La Fédération des Élu·es Verts et Écologistes (FEVE) exprime sa colère et son incompréhension face au projet de loi visant à réformer l’Agence de la Transition Écologique (ADEME), présenté par le gouvernement. Ce texte, qui propose de placer les agents des délégations régionales de l’ADEME au sein des directions régionales de l’environnement, de l’aménagement et du logement (Dreal), et donc sous l’autorité des préfets, constitue une menace grave et inédite pour la politique environnementale française.

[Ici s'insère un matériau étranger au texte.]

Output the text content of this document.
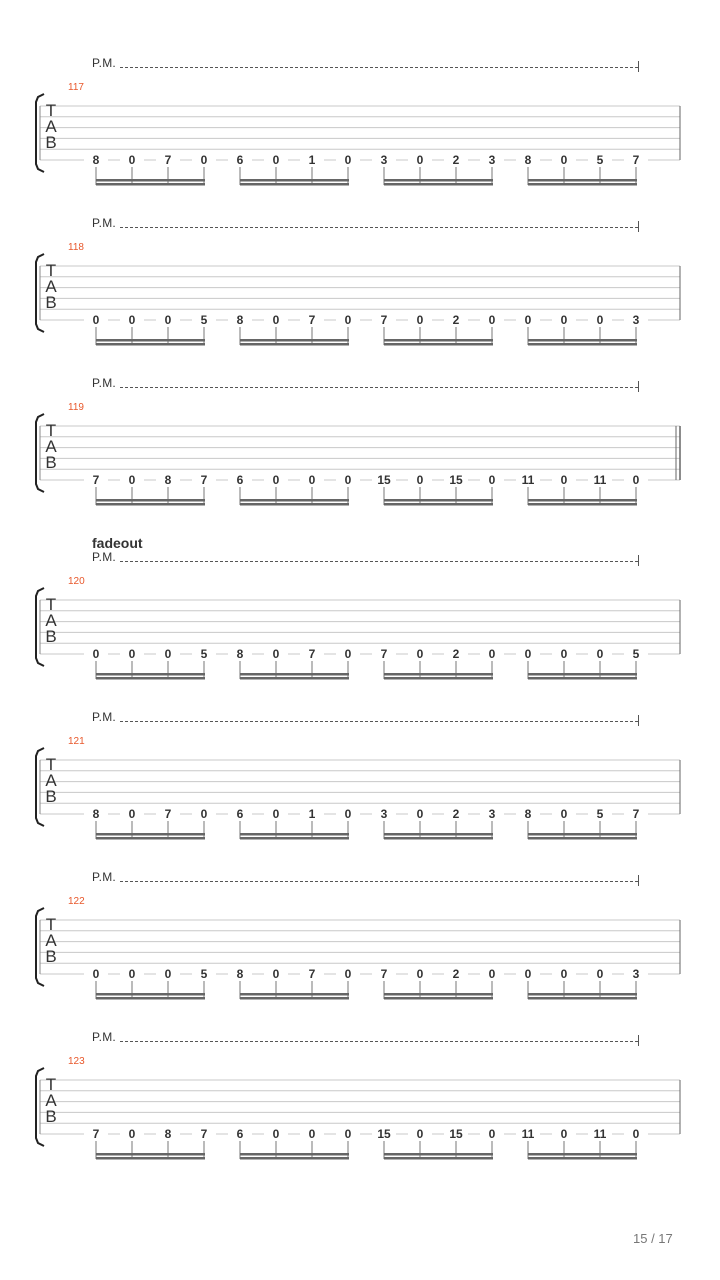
fadeout
P.M.
117
T
A
B
8	0	7	0	6	0	1	0	3	0	2	3	8	0	5	7
P.M.
118
T
A
B
0	0	0	5	8	0	7	0	7	0	2	0	0	0	0	3
P.M.
119
T
A
B
7	0	8	7	6	0	0	0	15	0	15	0	11	0	11	0
P.M.
120
T
A
B
0	0	0	5	8	0	7	0	7	0	2	0	0	0	0	5
P.M.
121
T
A
B
8	0	7	0	6	0	1	0	3	0	2	3	8	0	5	7
P.M.
122
T
A
B
0	0	0	5	8	0	7	0	7	0	2	0	0	0	0	3
P.M.
123
T
A
B
7	0	8	7	6	0	0	0	15	0	15	0	11	0	11	0
15 / 17
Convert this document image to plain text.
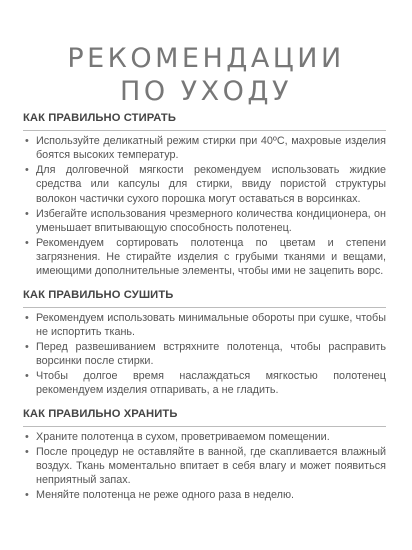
РЕКОМЕНДАЦИИ
ПО УХОДУ
КАК ПРАВИЛЬНО СТИРАТЬ
• Используйте деликатный режим стирки при 40ºС, махровые изделия боятся высоких температур.
• Для долговечной мягкости рекомендуем использовать жидкие средства или капсулы для стирки, ввиду пористой структуры волокон частички сухого порошка могут оставаться в ворсинках.
• Избегайте использования чрезмерного количества кондиционера, он уменьшает впитывающую способность полотенец.
• Рекомендуем сортировать полотенца по цветам и степени загрязнения. Не стирайте изделия с грубыми тканями и вещами, имеющими дополнительные элементы, чтобы ими не зацепить ворс.
КАК ПРАВИЛЬНО СУШИТЬ
• Рекомендуем использовать минимальные обороты при сушке, чтобы не испортить ткань.
• Перед развешиванием встряхните полотенца, чтобы расправить ворсинки после стирки.
• Чтобы долгое время наслаждаться мягкостью полотенец рекомендуем изделия отпаривать, а не гладить.
КАК ПРАВИЛЬНО ХРАНИТЬ
• Храните полотенца в сухом, проветриваемом помещении.
• После процедур не оставляйте в ванной, где скапливается влажный воздух. Ткань моментально впитает в себя влагу и может появиться неприятный запах.
• Меняйте полотенца не реже одного раза в неделю.
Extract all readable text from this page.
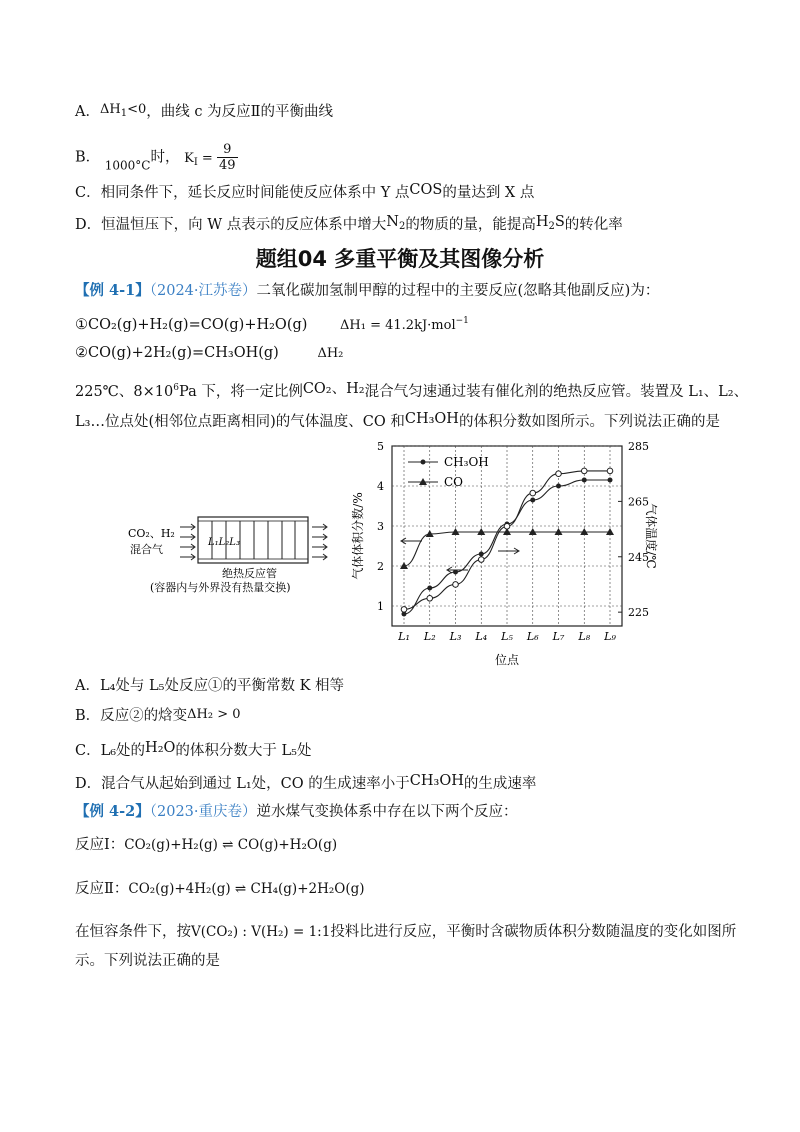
A．$\Delta H_1<0$，曲线 c 为反应Ⅱ的平衡曲线
B． $_{1000^\circ C}$时， $K_I = \frac{9}{49}$
C．相同条件下，延长反应时间能使反应体系中 Y 点COS的量达到 X 点
D．恒温恒压下，向 W 点表示的反应体系中增大$N_2$的物质的量，能提高$H_2S$的转化率
题组04 多重平衡及其图像分析
【例 4-1】（2024·江苏卷）二氧化碳加氢制甲醇的过程中的主要反应(忽略其他副反应)为：
①CO₂(g)+H₂(g)=CO(g)+H₂O(g)	ΔH₁ = 41.2kJ·mol$^{-1}$
②CO(g)+2H₂(g)=CH₃OH(g)	ΔH₂
225℃、$8\times 10^6Pa$ 下，将一定比例CO₂、H₂混合气匀速通过装有催化剂的绝热反应管。装置及 L₁、L₂、
L₃…位点处(相邻位点距离相同)的气体温度、CO 和CH₃OH的体积分数如图所示。下列说法正确的是
CO₂、H₂
混合气
L₁L₂L₃
绝热反应管
(容器内与外界没有热量交换)
L₁ L₂ L₃ L₄ L₅ L₆ L₇ L₈ L₉
1
2
3
4
5
225
245
265
285
气体体积分数/%	气体温度/℃
位点
CH₃OH
CO
A．L₄处与 L₅处反应①的平衡常数 K 相等
B．反应②的焓变ΔH₂ > 0
C．L₆处的H₂O的体积分数大于 L₅处
D．混合气从起始到通过 L₁处，CO 的生成速率小于CH₃OH的生成速率
【例 4-2】（2023·重庆卷）逆水煤气变换体系中存在以下两个反应：
反应Ⅰ：CO₂(g)+H₂(g) ⇌ CO(g)+H₂O(g)
反应Ⅱ：CO₂(g)+4H₂(g) ⇌ CH₄(g)+2H₂O(g)
在恒容条件下，按V(CO₂) : V(H₂) = 1:1投料比进行反应，平衡时含碳物质体积分数随温度的变化如图所
示。下列说法正确的是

L’ADEME, un outil indispensable pour les élu·es, un partenaire clé pour les collectivités, qui s’appuient sur son expertise pour :
- Financer des projets locaux (transports propres, recyclage, sobriété énergétique, fonds chaleur…).
- Former les agent·es territoriaux·ales et les élu·es aux enjeux climatiques.
- Évaluer l’impact des politiques publiques et proposer des solutions adaptées
La mise sous tutelle préfectorale envisagée est le signe d’une recentralisation des décisions, au détriment des élu·es locaux et des acteurs de terrain, qui connaissent les réalités et les besoins de leurs territoires. Ce n’est pas au ministre de l’Intérieur de décider des politiques environnementales !
Cette attaque contre un établissement public, acteur historique de la transition écologique, est une nouvelle preuve de la volonté gouvernementale de diminuer l’action publique en faveur de l’environnement.
Ces mesures saperont les efforts des collectivités pour :
✅ Réduire les émissions de CO₂ (via les Plans Climat Air Énergie Territoriaux, les aides à la rénovation énergétique, etc.).
✅ Protéger la biodiversité (avec des programmes comme les Trames Vertes et Bleues ou les Zéro Artificialisation Nette).
✅ Lutter contre la précarité énergétique (en accompagnant les ménages les plus modestes).
La FEVE exige le retrait de la réforme de l’ADEME et se mobilise aux côtés des associations et salarié·es de l’ADEME.